Vitamin D-dependent type 2B (VDDR2B) is an unusual form of Vitamin D-dependent rickets due to abnormal expression of a hormone response element binding protein that interferes with the normal function of the VDR, without mutations in the VDR coding region. Hormone resistance resultes from constitutive overexpression of heterogeneous nuclear ribonucleoprotein (hnRNP) that competed with a normally functioning VDR-retinoid X receptor (RXR) dimer for binding to the vitamin D response element (VDRE).

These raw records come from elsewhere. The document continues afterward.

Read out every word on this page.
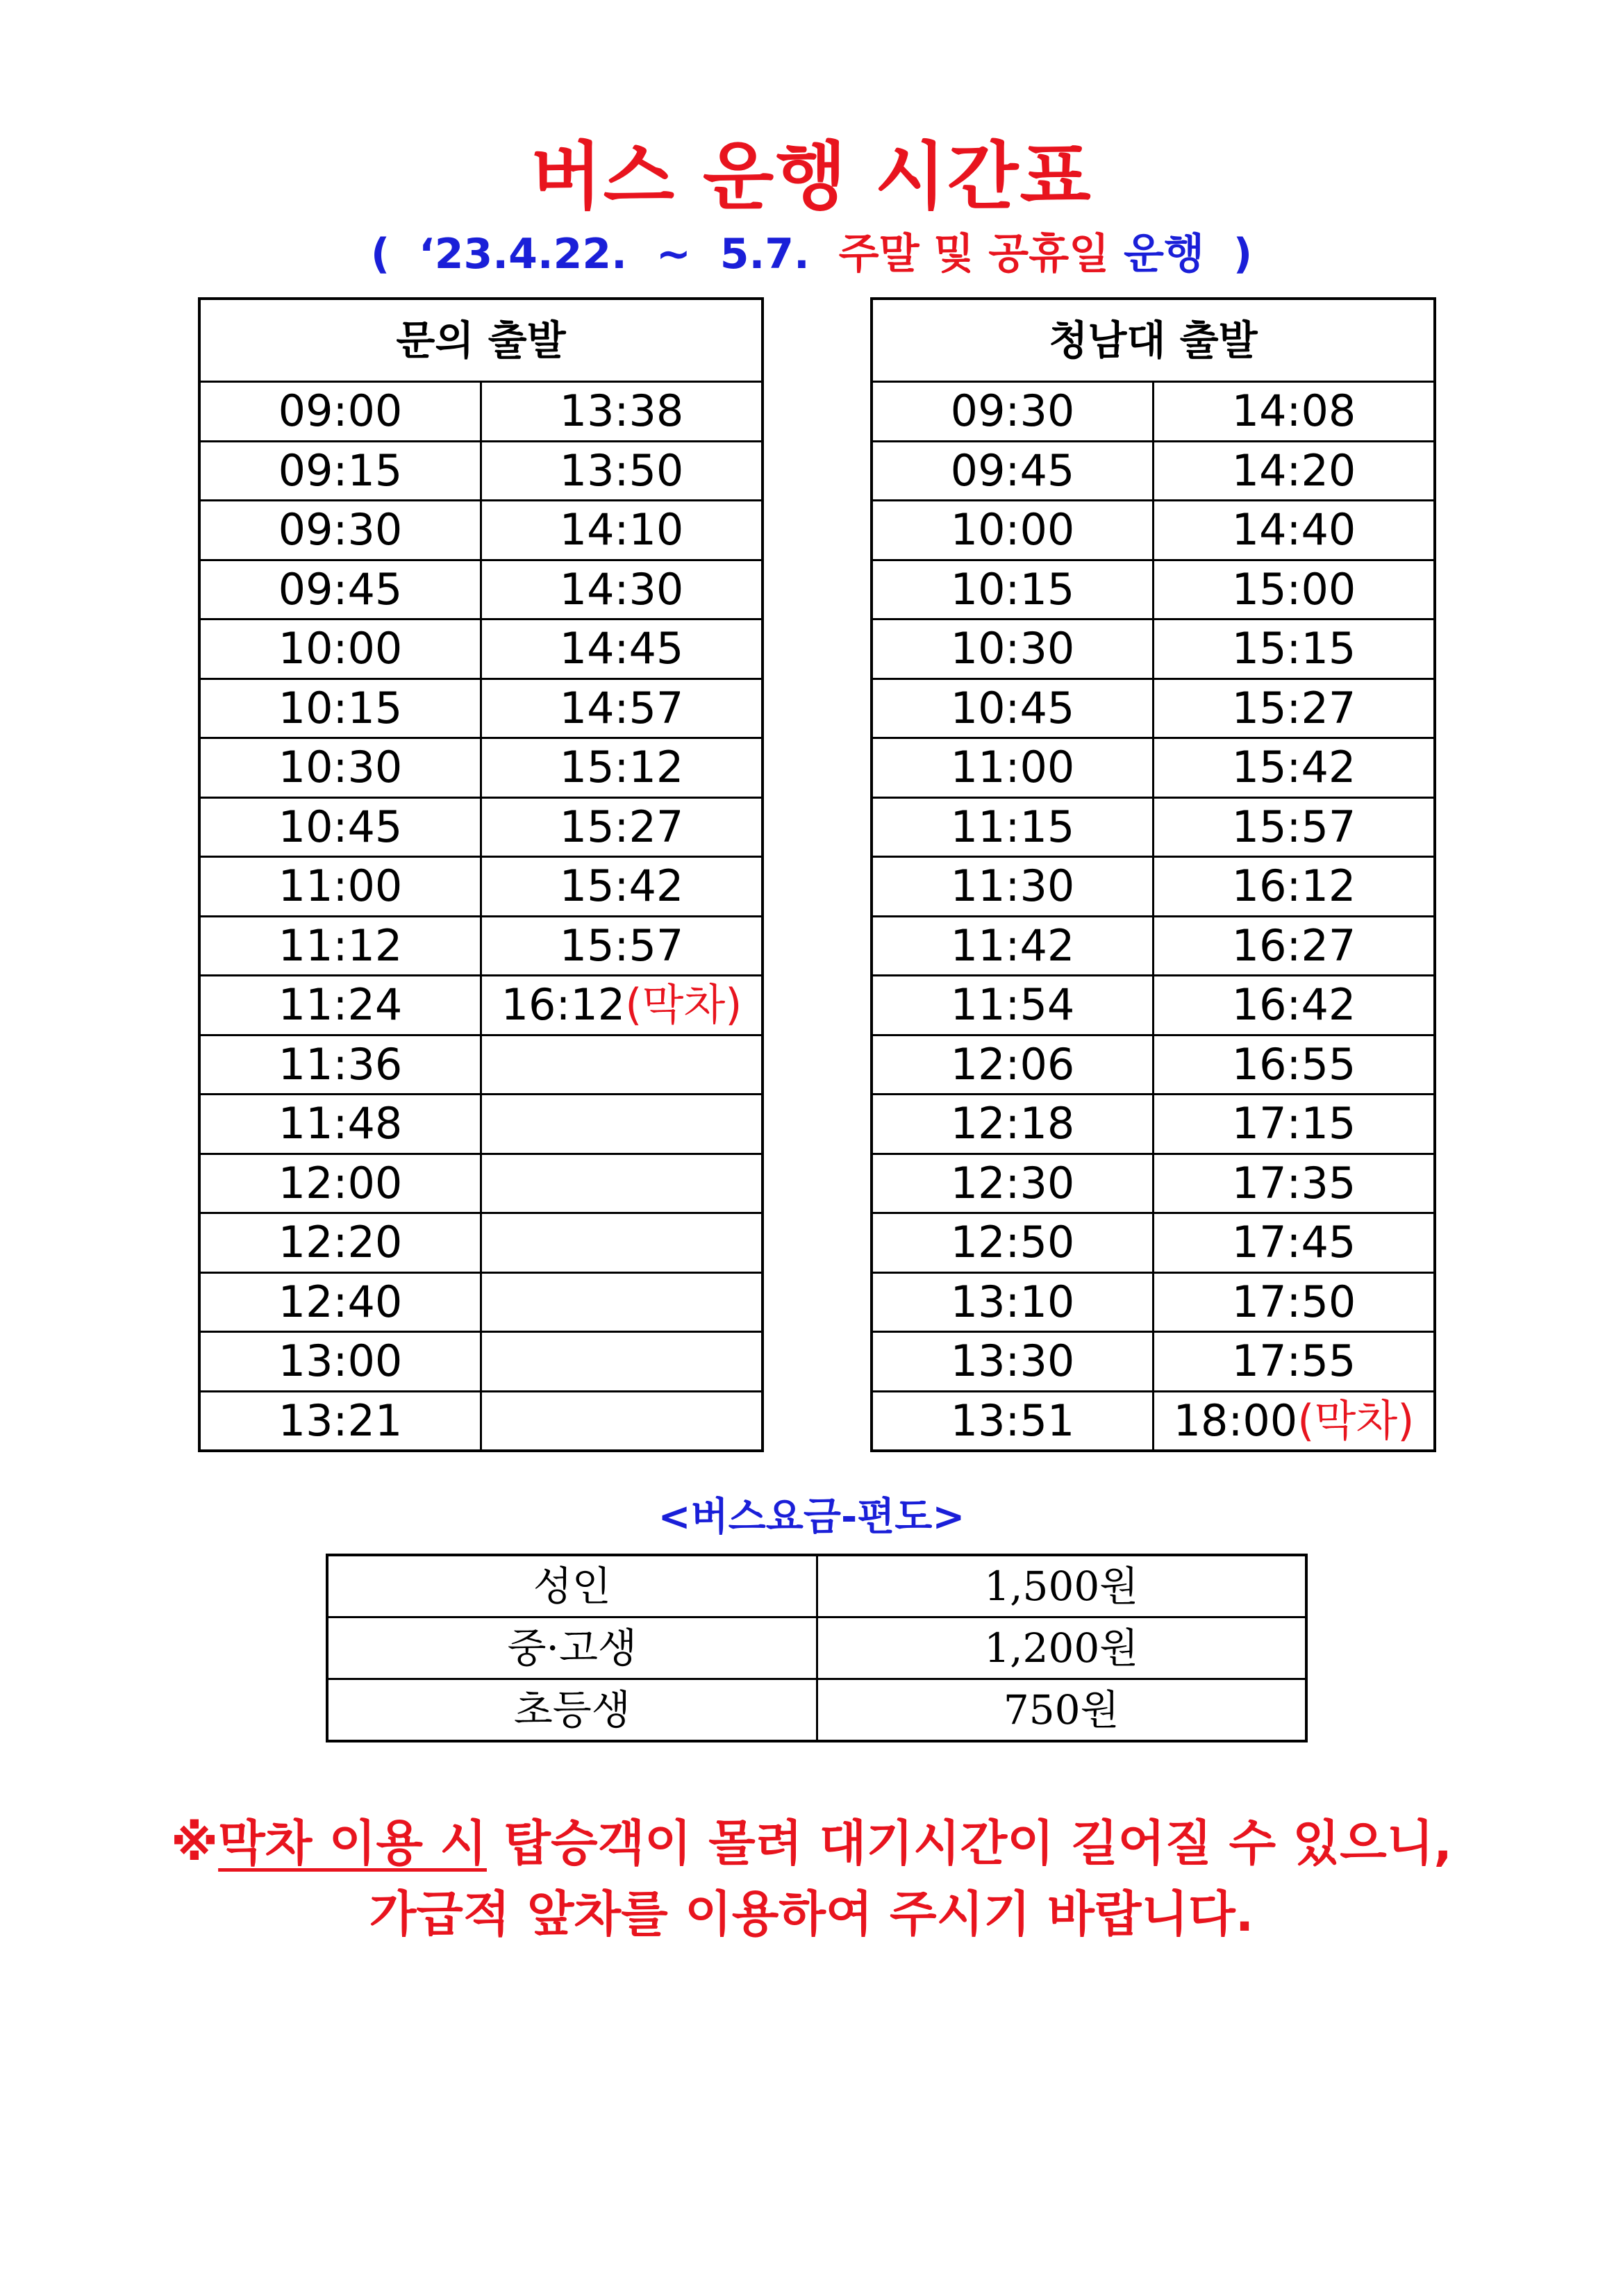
버스 운행 시간표
(  ‘23.4.22.  ~  5.7.  주말 및 공휴일 운행  )
문의 출발	
09:00	13:38
09:15	13:50
09:30	14:10
09:45	14:30
10:00	14:45
10:15	14:57
10:30	15:12
10:45	15:27
11:00	15:42
11:12	15:57
11:24	16:12(막차)
11:36	
11:48	
12:00	
12:20	
12:40	
13:00	
13:21	
청남대 출발	
09:30	14:08
09:45	14:20
10:00	14:40
10:15	15:00
10:30	15:15
10:45	15:27
11:00	15:42
11:15	15:57
11:30	16:12
11:42	16:27
11:54	16:42
12:06	16:55
12:18	17:15
12:30	17:35
12:50	17:45
13:10	17:50
13:30	17:55
13:51	18:00(막차)
<버스요금-편도>
성인	1,500원
중·고생	1,200원
초등생	750원
※막차 이용 시 탑승객이 몰려 대기시간이 길어질 수 있으니,
가급적 앞차를 이용하여 주시기 바랍니다.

Tumour-induced Osteomalacia (TIO)

Tumour-induced Osteomalacia (TIO) is an ultra rare disease caused by typically benign, slow-growing tumors that produce excess levels of FGF23, which is involved in phosphate reabsorption. Patients with TIO can experience symptoms including severe hypophosphataemia (low levels of phosphate in the blood), osteomalacia (softening of the bones), muscle weakness, fatigue, bone pain and fractures. There are an estimated 500 to 1,000 people in the United States with TIO, and approximately half of all cases are believed to be inoperable. The tumours can arise in bone or soft tissue, occur from head to toe, and are typically very small in size, locating these tumors is often quite challenging. In patients for whom the tumour or lesion is inoperable, the current treatment consists of oral phosphate and/or active vitamin D replacement. Efficacy of this management is often limited, and its benefits must be balanced with monitoring for potential risks.